About the Organizers
Larry Young
Department of Psychiatry - Emory University School of Medicine (USA)
Dr. Young’s research focuses heavily on the roles of the neuropeptides oxytocin and vasopressin in regulating the neural processing of social signals and social attachment. Dr. Young uses a comparative neuroethological approach to investigate the nature of social bonding in highly affiliative and socially monogamous prairie voles. His work incorporates a comprehensive genetic approach that includes genetic manipulation of both mice and prairie voles as well as genomics. This work has led to the development of neural model of social bonding which shares many features with addiction. Dr. Young collaborates with several other members of the Center for Translational Social Neuroscience to extend his finding in rodent models to non-human primates, including rhesus macaques and chimpanzees. Dr. Young also has a major translational focus that seeks to use knowledge of the fundamental mechanisms regulating social cognition to develop novel treatment strategies for psychiatric disorders with social impairments. Dr. Young has recently developed behavioral paradigms that are useful for screening drugs that enhance social cognition in animal models, and is collaborating with clinical faculty in the Center to develop novel strategies for drug discovery and for treating social deficits in psychiatric disorders such as autism spectrum disorder and schizophrenia
Pier Francesco Ferrari
Institut des Sciences Cognitives - CNRS - Lyon (France)

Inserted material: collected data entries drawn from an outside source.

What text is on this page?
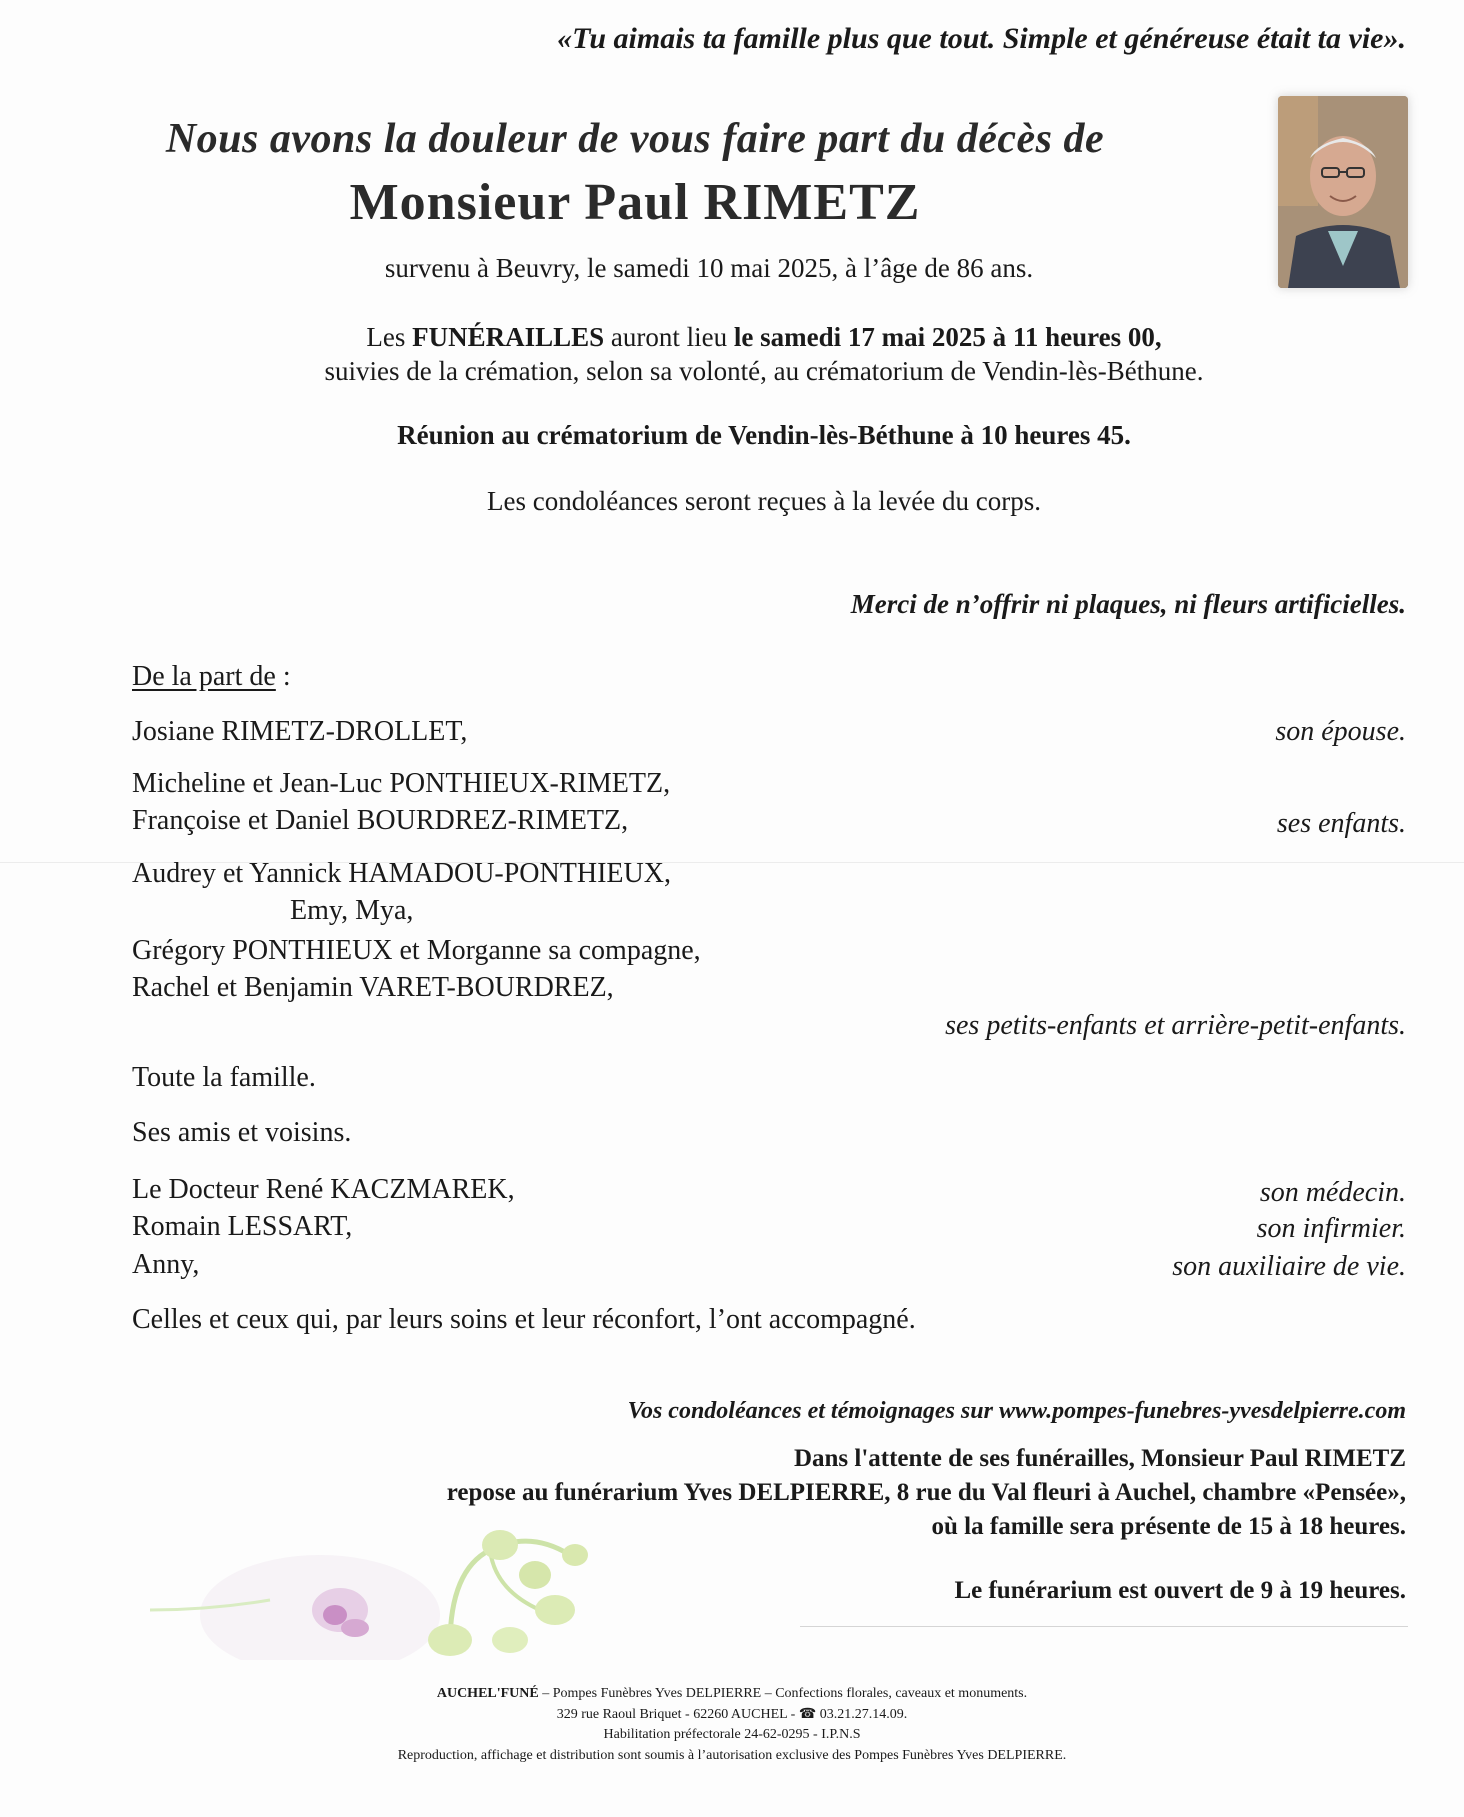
«Tu aimais ta famille plus que tout. Simple et généreuse était ta vie».

Nous avons la douleur de vous faire part du décès de

Monsieur Paul RIMETZ

survenu à Beuvry, le samedi 10 mai 2025, à l’âge de 86 ans.

Les FUNÉRAILLES auront lieu le samedi 17 mai 2025 à 11 heures 00,

suivies de la crémation, selon sa volonté, au crématorium de Vendin-lès-Béthune.

Réunion au crématorium de Vendin-lès-Béthune à 10 heures 45.

Les condoléances seront reçues à la levée du corps.

Merci de n’offrir ni plaques, ni fleurs artificielles.

De la part de :

Josiane RIMETZ-DROLLET,	son épouse.

Micheline et Jean-Luc PONTHIEUX-RIMETZ,

Françoise et Daniel BOURDREZ-RIMETZ,	ses enfants.

Audrey et Yannick HAMADOU-PONTHIEUX,

Emy, Mya,

Grégory PONTHIEUX et Morganne sa compagne,

Rachel et Benjamin VARET-BOURDREZ,

ses petits-enfants et arrière-petit-enfants.

Toute la famille.

Ses amis et voisins.

Le Docteur René KACZMAREK,	son médecin.

Romain LESSART,	son infirmier.

Anny,	son auxiliaire de vie.

Celles et ceux qui, par leurs soins et leur réconfort, l’ont accompagné.

Vos condoléances et témoignages sur www.pompes-funebres-yvesdelpierre.com

Dans l'attente de ses funérailles, Monsieur Paul RIMETZ

repose au funérarium Yves DELPIERRE, 8 rue du Val fleuri à Auchel, chambre «Pensée»,

où la famille sera présente de 15 à 18 heures.

Le funérarium est ouvert de 9 à 19 heures.

AUCHEL'FUNÉ – Pompes Funèbres Yves DELPIERRE – Confections florales, caveaux et monuments.

329 rue Raoul Briquet - 62260 AUCHEL - ☎ 03.21.27.14.09.

Habilitation préfectorale 24-62-0295 - I.P.N.S

Reproduction, affichage et distribution sont soumis à l’autorisation exclusive des Pompes Funèbres Yves DELPIERRE.
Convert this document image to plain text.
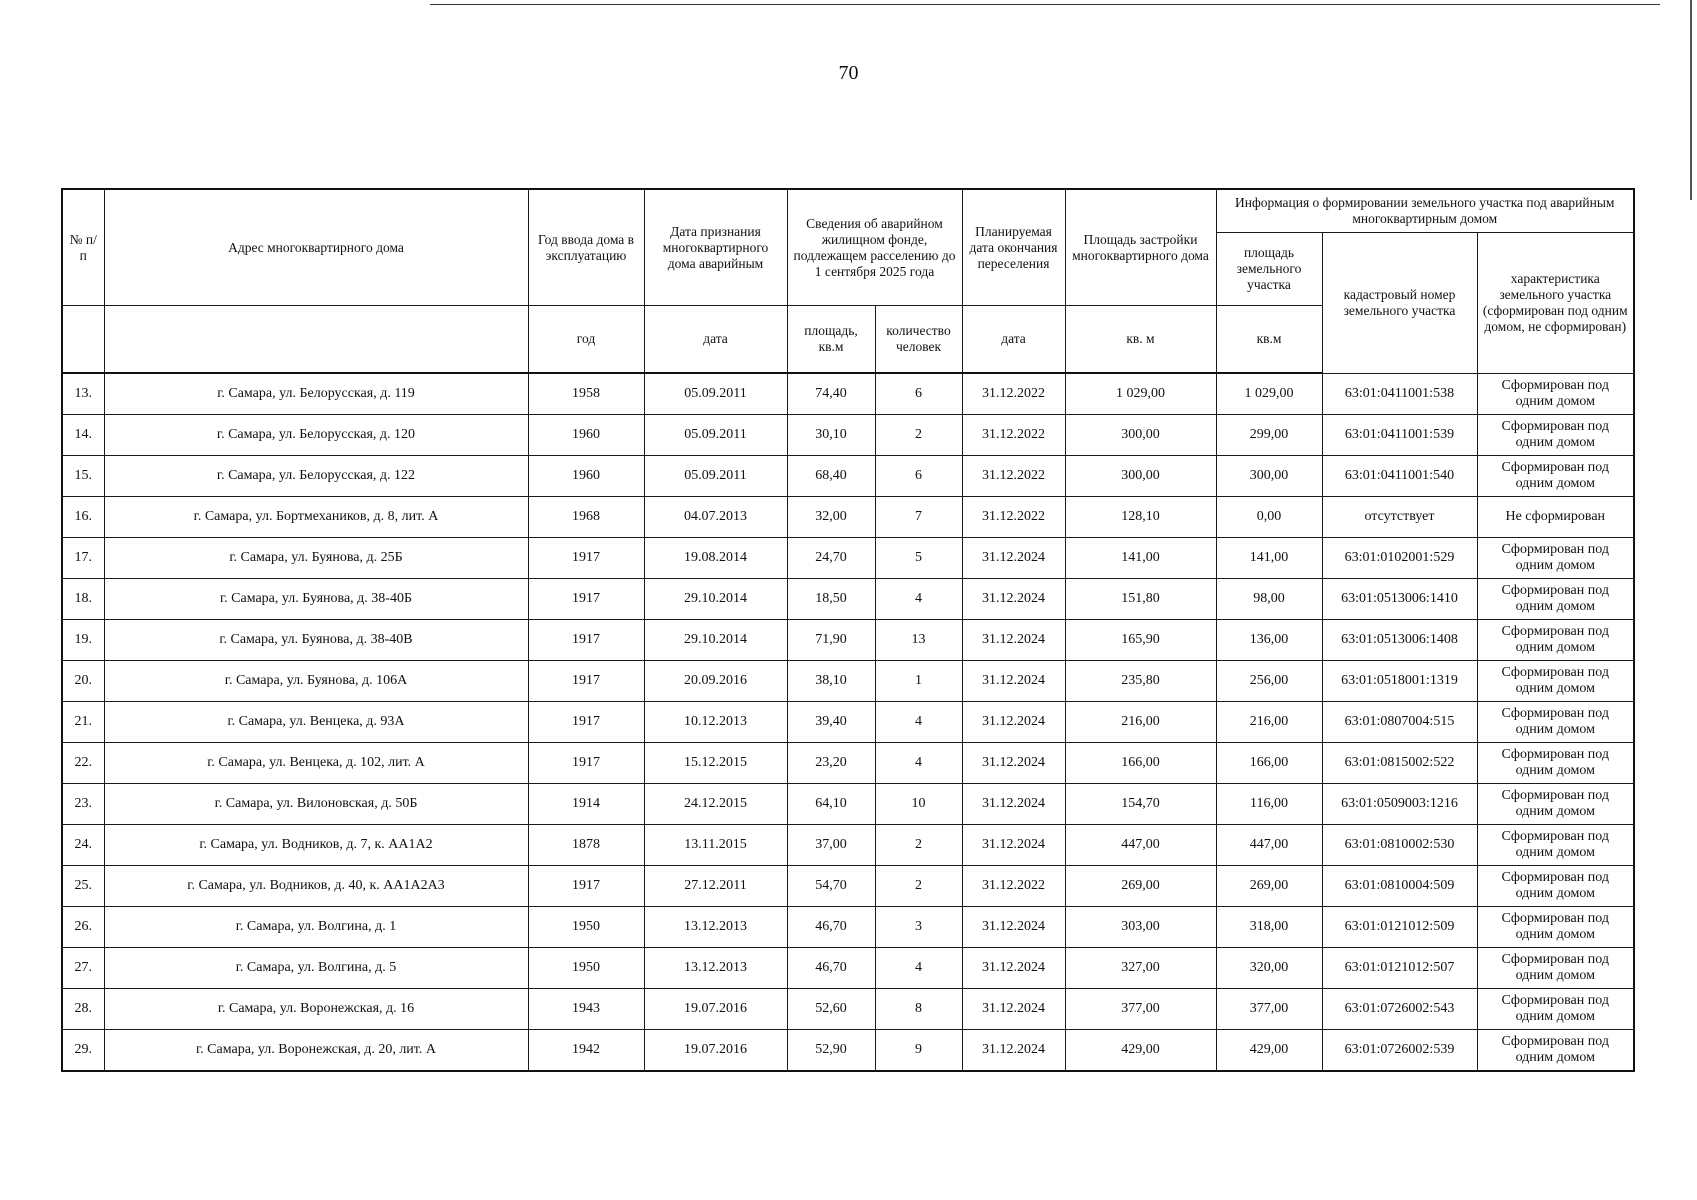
70
№ п/п	Адрес многоквартирного дома	Год ввода дома в эксплуатацию	Дата признания многоквартирного дома аварийным	Сведения об аварийном жилищном фонде, подлежащем расселению до 1 сентября 2025 года		Планируемая дата окончания переселения	Площадь застройки многоквартирного дома	Информация о формировании земельного участка под аварийным многоквартирным домом		
								площадь земельного участка	кадастровый номер земельного участка	характеристика земельного участка (сформирован под одним домом, не сформирован)
		год	дата	площадь, кв.м	количество человек	дата	кв. м	кв.м		
13.	г. Самара, ул. Белорусская, д. 119	1958	05.09.2011	74,40	6	31.12.2022	1 029,00	1 029,00	63:01:0411001:538	Сформирован под одним домом
14.	г. Самара, ул. Белорусская, д. 120	1960	05.09.2011	30,10	2	31.12.2022	300,00	299,00	63:01:0411001:539	Сформирован под одним домом
15.	г. Самара, ул. Белорусская, д. 122	1960	05.09.2011	68,40	6	31.12.2022	300,00	300,00	63:01:0411001:540	Сформирован под одним домом
16.	г. Самара, ул. Бортмехаников, д. 8, лит. А	1968	04.07.2013	32,00	7	31.12.2022	128,10	0,00	отсутствует	Не сформирован
17.	г. Самара, ул. Буянова, д. 25Б	1917	19.08.2014	24,70	5	31.12.2024	141,00	141,00	63:01:0102001:529	Сформирован под одним домом
18.	г. Самара, ул. Буянова, д. 38-40Б	1917	29.10.2014	18,50	4	31.12.2024	151,80	98,00	63:01:0513006:1410	Сформирован под одним домом
19.	г. Самара, ул. Буянова, д. 38-40В	1917	29.10.2014	71,90	13	31.12.2024	165,90	136,00	63:01:0513006:1408	Сформирован под одним домом
20.	г. Самара, ул. Буянова, д. 106А	1917	20.09.2016	38,10	1	31.12.2024	235,80	256,00	63:01:0518001:1319	Сформирован под одним домом
21.	г. Самара, ул. Венцека, д. 93А	1917	10.12.2013	39,40	4	31.12.2024	216,00	216,00	63:01:0807004:515	Сформирован под одним домом
22.	г. Самара, ул. Венцека, д. 102, лит. А	1917	15.12.2015	23,20	4	31.12.2024	166,00	166,00	63:01:0815002:522	Сформирован под одним домом
23.	г. Самара, ул. Вилоновская, д. 50Б	1914	24.12.2015	64,10	10	31.12.2024	154,70	116,00	63:01:0509003:1216	Сформирован под одним домом
24.	г. Самара, ул. Водников, д. 7, к. АА1А2	1878	13.11.2015	37,00	2	31.12.2024	447,00	447,00	63:01:0810002:530	Сформирован под одним домом
25.	г. Самара, ул. Водников, д. 40, к. АА1А2А3	1917	27.12.2011	54,70	2	31.12.2022	269,00	269,00	63:01:0810004:509	Сформирован под одним домом
26.	г. Самара, ул. Волгина, д. 1	1950	13.12.2013	46,70	3	31.12.2024	303,00	318,00	63:01:0121012:509	Сформирован под одним домом
27.	г. Самара, ул. Волгина, д. 5	1950	13.12.2013	46,70	4	31.12.2024	327,00	320,00	63:01:0121012:507	Сформирован под одним домом
28.	г. Самара, ул. Воронежская, д. 16	1943	19.07.2016	52,60	8	31.12.2024	377,00	377,00	63:01:0726002:543	Сформирован под одним домом
29.	г. Самара, ул. Воронежская, д. 20, лит. А	1942	19.07.2016	52,90	9	31.12.2024	429,00	429,00	63:01:0726002:539	Сформирован под одним домом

Since 2016 Dr Ferrari is Directeur de Recherche (Director of Research, DR2) at the CNRS in Lyon where he directs the laboratory of Social Neuroscience and Comparative development. Dr Ferrari received his degree in Biology at the University of Parma in 1992. During his Ph.D he conducted part of the research between the University of Parma, Italy, the University of London and the University of Leeds in UK. Soon after he became post-doc fellow at the Tufts University in Boston, USA. On his return to Italy he joined the team led by Giacomo Rizzolatti in Parma investigating the role of mirror neurons in emotional communication and intention. From 2007 to 2008, he served as Adjunct Scientist at the National Institute of Child Health and Human Development, NIH, Bethesda, Maryland, conducting research on brain development in relation to cognitive functions and social behavior in macaque monkeys. He has also been adjunct Professor at the University of Maryland, USA and visiting Professor at the University of Reading, UK. Dr Ferrari has been Associate Professor in Neuroscience at the University of Parma, Italy, until 2016. Among his achievement he received the Willson distinguished lecturer award from the University of Georgia. He has also been president of the Italian Primatological Association, API. Together with Giacomo Rizzolatti, he is Director of the International School of Neurosciences "Sir John Eccles", at the Ettore Majorana Foundation and Centre for Scientific Culture, Italy. Dr Ferrari’s research program is supported by the National Institutes of Health current research is funded mainly by: the National Institutes of Health of the USA (P01 HD064653-01), University of Lyon 1, Fondation de France, Fédération pour la Recherche sur le Cerveau, Univerity of Lyon 1, the Italian Ministry of Health (PRIN), Centro Diagnostico Europeo Dalla Rosa Prati, Fondazione Bassignani, Giocampus.